Si torna a ripetere che la Corte di giustizia (Grande Sezione), ha dichiarato al punto 1 della sentenza pronunciata il 19 settembre 2009 nella causa C-506/04: "L’art. 9 della direttiva del Parlamento europeo e del Consiglio 16 febbraio 1998, 98/5/CE, volta a facilitare l’esercizio permanente della professione di avvocato in uno Stato membro diverso da quello in cui è stata acquistata la qualifica, va interpretato nel senso che osta ad un procedimento di ricorso nel contesto del quale la decisione di diniego dell’iscrizione di cui all’art. 3 della detta direttiva deve essere contestata, in primo grado, dinanzi ad un organo composto esclusivamente di avvocati che esercitano con il titolo professionale dello Stato membro ospitante e, in appello, dinanzi ad un organo composto prevalentemente di siffatti avvocati, quando il ricorso in cassazione dinanzi al giudice supremo di tale Stato membro consente un controllo giurisdizionale solo in diritto e non in fatto".

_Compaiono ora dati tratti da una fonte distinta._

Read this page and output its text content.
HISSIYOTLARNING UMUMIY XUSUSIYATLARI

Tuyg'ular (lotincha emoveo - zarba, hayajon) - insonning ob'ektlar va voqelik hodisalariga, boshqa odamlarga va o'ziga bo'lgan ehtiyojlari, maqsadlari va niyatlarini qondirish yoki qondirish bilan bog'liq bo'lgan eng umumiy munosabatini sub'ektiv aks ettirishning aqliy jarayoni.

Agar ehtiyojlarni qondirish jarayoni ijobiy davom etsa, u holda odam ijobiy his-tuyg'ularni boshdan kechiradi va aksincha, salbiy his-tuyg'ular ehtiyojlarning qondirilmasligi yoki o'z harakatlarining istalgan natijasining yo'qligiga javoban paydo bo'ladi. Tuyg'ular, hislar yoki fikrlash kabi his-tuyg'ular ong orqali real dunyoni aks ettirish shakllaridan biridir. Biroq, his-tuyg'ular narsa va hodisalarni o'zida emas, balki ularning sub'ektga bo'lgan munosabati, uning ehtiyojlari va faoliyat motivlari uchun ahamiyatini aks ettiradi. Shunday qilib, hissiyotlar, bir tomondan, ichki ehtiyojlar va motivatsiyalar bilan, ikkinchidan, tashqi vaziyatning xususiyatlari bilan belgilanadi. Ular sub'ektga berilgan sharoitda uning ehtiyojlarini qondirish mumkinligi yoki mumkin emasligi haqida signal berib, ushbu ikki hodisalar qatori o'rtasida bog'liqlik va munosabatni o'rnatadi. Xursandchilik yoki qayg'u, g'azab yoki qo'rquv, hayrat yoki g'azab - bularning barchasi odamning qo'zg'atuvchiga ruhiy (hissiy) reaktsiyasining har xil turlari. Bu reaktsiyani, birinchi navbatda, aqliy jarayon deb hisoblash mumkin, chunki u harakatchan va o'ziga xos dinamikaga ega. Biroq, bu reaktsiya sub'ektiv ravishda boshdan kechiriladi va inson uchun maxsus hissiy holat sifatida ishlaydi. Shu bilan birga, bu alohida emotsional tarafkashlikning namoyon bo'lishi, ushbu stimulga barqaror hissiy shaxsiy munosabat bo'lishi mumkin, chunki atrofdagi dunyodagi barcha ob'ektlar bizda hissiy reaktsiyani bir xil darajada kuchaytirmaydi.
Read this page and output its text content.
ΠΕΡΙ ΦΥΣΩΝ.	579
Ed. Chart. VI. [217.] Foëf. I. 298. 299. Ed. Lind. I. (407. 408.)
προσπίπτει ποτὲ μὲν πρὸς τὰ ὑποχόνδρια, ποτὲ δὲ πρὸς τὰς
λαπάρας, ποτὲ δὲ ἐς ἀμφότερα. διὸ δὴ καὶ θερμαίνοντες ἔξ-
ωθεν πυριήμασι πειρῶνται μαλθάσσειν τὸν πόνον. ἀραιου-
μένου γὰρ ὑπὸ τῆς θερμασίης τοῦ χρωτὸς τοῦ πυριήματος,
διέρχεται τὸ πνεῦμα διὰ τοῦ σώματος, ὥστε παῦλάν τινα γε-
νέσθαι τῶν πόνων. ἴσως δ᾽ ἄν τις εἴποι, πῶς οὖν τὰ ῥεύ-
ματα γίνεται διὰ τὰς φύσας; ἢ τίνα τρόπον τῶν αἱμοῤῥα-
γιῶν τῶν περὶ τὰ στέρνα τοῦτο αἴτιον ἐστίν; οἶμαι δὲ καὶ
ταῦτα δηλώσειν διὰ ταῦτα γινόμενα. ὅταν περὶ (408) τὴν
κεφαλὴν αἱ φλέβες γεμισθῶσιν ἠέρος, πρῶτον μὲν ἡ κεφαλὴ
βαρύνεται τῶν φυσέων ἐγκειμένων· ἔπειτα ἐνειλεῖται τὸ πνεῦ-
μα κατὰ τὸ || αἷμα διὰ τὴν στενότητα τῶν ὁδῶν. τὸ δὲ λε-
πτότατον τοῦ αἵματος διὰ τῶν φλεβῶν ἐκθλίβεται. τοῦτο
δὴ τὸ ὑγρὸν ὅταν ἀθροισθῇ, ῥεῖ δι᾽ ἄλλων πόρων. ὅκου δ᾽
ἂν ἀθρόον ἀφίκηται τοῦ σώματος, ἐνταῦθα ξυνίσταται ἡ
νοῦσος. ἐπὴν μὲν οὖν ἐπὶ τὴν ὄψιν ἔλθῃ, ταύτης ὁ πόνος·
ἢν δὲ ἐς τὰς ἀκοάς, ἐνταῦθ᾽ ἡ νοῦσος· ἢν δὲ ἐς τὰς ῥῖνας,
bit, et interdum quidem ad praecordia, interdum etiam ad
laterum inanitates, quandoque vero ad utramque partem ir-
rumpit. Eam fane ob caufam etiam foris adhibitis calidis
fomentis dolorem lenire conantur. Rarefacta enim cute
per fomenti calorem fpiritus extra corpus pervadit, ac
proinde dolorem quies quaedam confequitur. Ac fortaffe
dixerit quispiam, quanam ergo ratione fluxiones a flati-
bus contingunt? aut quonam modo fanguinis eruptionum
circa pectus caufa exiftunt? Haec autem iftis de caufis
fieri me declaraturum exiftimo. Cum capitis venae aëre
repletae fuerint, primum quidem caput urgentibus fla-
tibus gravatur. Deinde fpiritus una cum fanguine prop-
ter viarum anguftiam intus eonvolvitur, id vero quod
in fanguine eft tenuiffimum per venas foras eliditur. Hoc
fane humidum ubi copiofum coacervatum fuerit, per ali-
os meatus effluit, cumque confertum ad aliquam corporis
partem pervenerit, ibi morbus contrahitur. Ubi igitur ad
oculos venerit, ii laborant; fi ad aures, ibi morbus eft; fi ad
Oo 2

Quindi, in relazione ai motivi di ricorso alle SS.UU. nei quali si censura anche difetto di motivazione e travisamento dei fatti, si dovrà sollevare q.l.c. della/e norma/e (art. 56 del R.D.L. 27 novembre 1933, n. 1578, nonchè art. 36 della l. 247/12) che limitano la giurisdizione delle SS.UU. alla sola verifica dei vizi di incompetenza, eccesso di potere e violazione di legge. Ciò perchè le dette norme sono viziate per violazione del diritto di difesa (art. 24 Cost.) e violazione dell'art. 6 & 1 della Convenzione Europea dei Diritti dell'Uomo (come interpretata dalla Corte di Strasburgo in ordine alla necessità di una giurisdizione "piena"), quale parametro interposto di costituzionalità (art. 117, comma 1, Cost.).